On July 19, 2019, 145 Ethiopians, calling themselves “concerned Ethiopians” published a communique in the form of an open letter to all Ethiopians and the international community. The ostensible purpose of the communique was to warn their compatriots and the wider international community that “Ethiopia is on the precipice of civil conflict, and perhaps civil war and possible genocide that are triggered and championed by ethnic elites, fundamentalists and their foreign sponsors.”
Furthermore, “For more than 40 years, the primary target of ethno-demonization, killings, ethnic cleansing, forcible evictions, abductions and recurring displacements has been the Amhara population.”
And lastly, “Ethnic suspicion, hatred, fear and division have been normalized and propagated primarily by the Tigray Peoples’ Liberation Front) that had issued a Manifesto in 1968 declaring that the Amhara people are enemies of the people of Tigray.”
There is one truth in this communique. Ethiopia is on a dangerous path towards state collapse and disintegration. The lawlessness that pervades certain parts of the country—including the Amhara Region—poses an unassailable threat to the existence of the current Ethiopian nation-state.
The rest of the communique is the weaponization of false victimhood.
There is truth in portraying the Amhara as victims. Can anyone dispute the oppression of the Amhara peasant by poverty? The oppression of the Oromo peasant by poverty? The oppression of the Tigrayan peasant by poverty? The oppression of the Somali pastoralist by poverty? The oppression of any of the 110 million Ethiopians still living below the poverty line is real. Ethiopia’s enemy is poverty.
Ethiopia has other enemies as well. These enemies are the elites inside and outside of Ethiopia who squander the luxury of their education and professional status to engage in pedantic and sophistic exercises of false victimhood. These elites refuse to confront Ethiopia’s real enemy—poverty—and instead write communiques that revive old political scores in a never-ending path cycle of self-aggrandizement.
The oppression of Amhara elites living inside Ethiopia is not real. The oppression of the Amhara elites living in Western capitals all around the world is not real. What is real is the appropriation of victimhood by the Amhara elites and their all-consuming quest for power.
Tensions among ethnic groups in Ethiopia are not the result of ethnic federalism. These tensions have a historical basis. The Macha-Tulema Association articulated a sense of powerlessness, exclusion and even humiliation by the dominant Amhara-centered state and culture. There were two weyene rebellions against this same system. The Somalis, the Afar and the various nationalities of the south had never felt a sense of equal citizenship in Ethiopia.

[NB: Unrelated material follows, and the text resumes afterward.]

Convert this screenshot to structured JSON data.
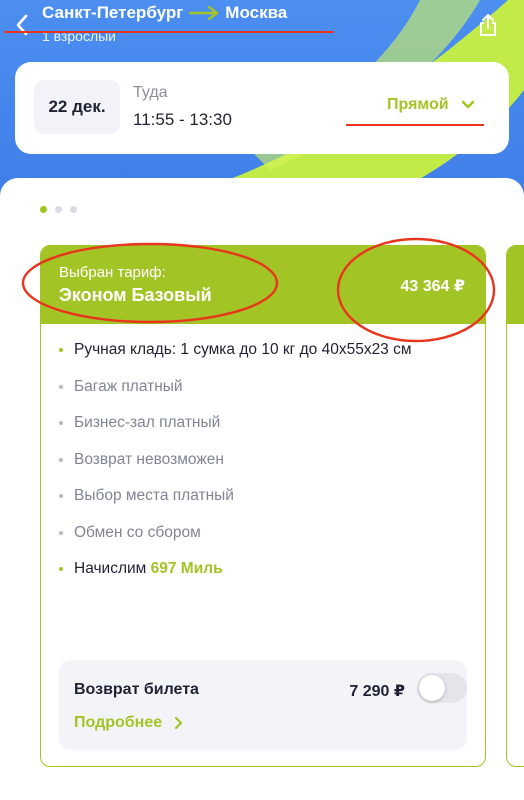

The “national question”—once the root of the fractiousness among student groups in the 1960s and 1970s—was resolved by the ethnic federalist arrangement.
Ethnic federalism was a structural response to Ethiopia’s “periphery” that made the most sense given the country’s multinational population and a long history of domination by one group. Is it perfect? No. No system is perfect. The irony here today is that ethnic federalism is the thing keeping Ethiopia from falling off the precipice of ethnic conflict and state collapse.
The hostility expressed by these “concerned” Ethiopians is simply a code for antagonism against a system that grants rights to nations, nationalities and peoples in an arrangement that stresses the voluntary nature of membership in a nation state. Article 39, which gives nationals, nationalities and peoples the right to self-determination, including the right to secede, is unambiguous in its intentions. No one group should dominate the body politic without risking the secession of those dissatisfied with the state.
This notion that Amhara elites have been oppressed by the very fact that they, as a group, are not in charge is nonsense. It is a reflection of privilege and entitlement enjoyed by an elite who demonstrate a lack of self-awareness and a refusal to let go of their ethno-nationalist bias. The fact that they raise the specter of a Manifesto published in 1968—when most of the TPLF leadership were teenagers—is evidence of the paucity of their facts and the hollowness of their argument.
Ethiopia is facing a crisis today. The signatories of this communique are abusing their privileged status to promote dangerous ideas that contribute nothing to the critical discourse needed to resolve the tensions of contemporary Ethiopia. Their demand to release the people arrested for their participation in the murder of their own regional leadership and the country’s Defense Chief of Staff brings to mind the release of General Asimenew, from serving time for plotting against the former Prime Minister, Meles Zenawi. His ill-conceived release set forward a chain of events that brings the country several steps closer to state collapse and disintegration.
There is no space in Ethiopia’s political environment for the narrow nationalism of Amhara elites—or any other group—to pour oil on the flames of ethnic tension.
The time is now to put to rest this idea that ethnic federalism is the cause of ethnic tension; that Amhara elites have been marginalized; and that the TPLF is the cause for the problems today.
The student movement is over. The time for sophisticated thinking about how to move forward and build on what’s been accomplished in the last 27 years is now. Weaponizing victimhood is an ill-fitting suit suits that needs to be discarded in favor of something new.